BMD changes at M12 (vs. M1) were significantly correlated with (i) age for the total hip (ρ = −0.16, p < 0.006), (ii) PTH (for the femoral neck (ρ = +0.20, p = 0.019) and the total hip (ρ = +0.19, p = 0.002)), (iii) the serum bone alkaline phosphatase level (for the femoral neck (ρ = +0.19, p = 0.038) and the total hip (ρ = +0.26, p < 0.001)), and (iv) the serum osteocalcin level (for the total hip only (ρ = +0.20, p = 0.009) (Table S5). Moreover, the mean ± SD BMD changes at M12 differed significantly when comparing (i) patients with primary hyperparathyroidism vs. those without (for the lumbar spine (−0.077 ± 0.10 vs. +0.001 ± 0.06, p = 0.001, respectively) and the femoral neck (−0.117 ± 0.06 vs. −0.006 ± 0.05, p < 0.001, respectively)), (ii) patients with secondary hyperparathyroidism vs. those without (for the femoral neck only: −0.004 ± 0.05 vs. −0.041 ± 0.06, respectively, p = 0.005), (iii) patients taking bisphosphonates vs. all the other patients (for the lumbar spine only: +0.054 ± −0.003, p = 0.003, respectively), and (iv) patients with early steroid withdrawal after transplantation vs. those on long-term corticosteroid therapy (for the lumbar spine only: +0.031 ± 0.07 vs. −0.006 ± 0.06, respectively, p < 0.001) (Table S6).

BMD changes at M24 (vs. M1) were significantly correlated with (i) serum phosphate (for the lumbar spine (ρ = +0.14, p = 0.033) and the femoral neck (ρ = +0.24, p = 0.011)), (ii) serum PTH (for the femoral neck (ρ = +0.28, p = 0.003) and the total hip (ρ = +0.19, p = 0.006)), (iii) serum bone alkaline phosphatases (for the total hip only: ρ = +0.22, p = 0.005), (iv) serum osteocalcin for the femoral neck only (ρ = +0.28, p = 0.017) and (v) serum creatinine at M12 at all measurement sites (lumbar spine, ρ = −0.13, p = 0.048; femoral neck, ρ = −0.28, p = 0.003; total hip, ρ = −0.15, p = 0.028) (Table S7). Moreover, the mean ± SD BMD changes at M24 differed significantly in (i) patients with primary hyperparathyroidism vs. those without (for the lumbar spine only: –0.098 ± 0.010 vs. −0.017 ± 0.06, respectively, p = 0.003), (ii) patients taking bisphosphonates vs. all the other patients (for the lumbar spine only: +0.053 ± 0.03 vs. –0.023 ± 0.07, respectively, p < 0.001), and (iii) patients with early steroid withdrawal after transplantation vs. those on long-term corticosteroid therapy (for the lumbar spine only: +0.036 ± 0.06 vs. −0.024 ± 0.06, respectively, p < 0.001) (Table S8).

3. Discussion

Our results provide an overview of BMD as a surrogate marker of bone health and its link with serum UT concentrations in kidney transplant recipients.

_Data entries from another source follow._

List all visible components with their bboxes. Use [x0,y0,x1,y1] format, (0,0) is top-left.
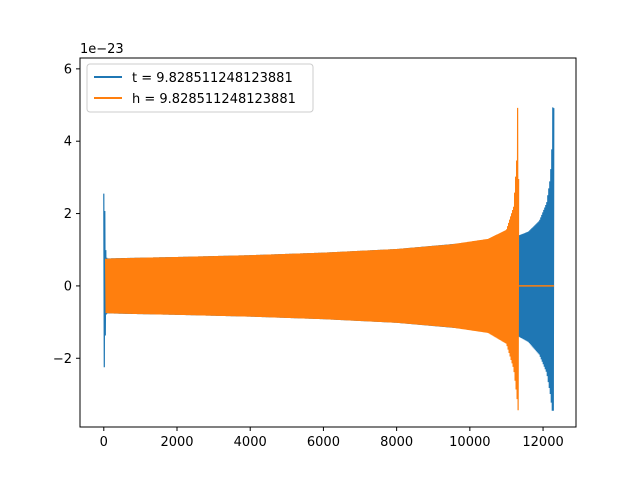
x-tick-label: 12000 [522,435,563,450]
series-layer [103,107,555,411]
legend-label-1: t = 9.828511248123881 [132,71,293,86]
y-tick-label: 4 [64,135,72,150]
y-tick-label: 6 [64,62,72,77]
axes-layer: 0 2000 4000 6000 8000 10000 12000 −2 0 2 4 6 [53,57,577,450]
axes-frame [79,57,577,428]
x-tick-label: 6000 [307,435,340,450]
x-tick-label: 0 [100,435,108,450]
y-offset-label: 1e−23 [80,42,124,57]
y-tick-label: 0 [64,279,72,294]
x-tick-label: 8000 [380,435,413,450]
series-line-2 [105,107,520,411]
legend-label-2: h = 9.828511248123881 [132,92,296,107]
series-2 [105,107,555,411]
legend: t = 9.828511248123881 h = 9.8285112481238… [86,63,314,113]
legend-box [86,63,314,113]
x-tick-label: 10000 [449,435,490,450]
y-tick-label: 2 [64,207,72,222]
y-tick-label: −2 [53,352,72,367]
x-tick-label: 4000 [234,435,267,450]
x-tick-label: 2000 [160,435,193,450]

Our main finding (after adjustment) was the positive association between the IxS concentration upon transplantation and BMD at the femoral neck one month after kidney transplantation (p = 0.042). Twelve and 24 months after transplantation, there were no significant associations between UT concentrations upon transplantation and BMD changes. Classic risk factors (such as sex, BMI, and serum PTH, bone alkaline phosphatase, osteocalcin and creatinine levels) appeared to account for the BMD decrease after kidney transplantation.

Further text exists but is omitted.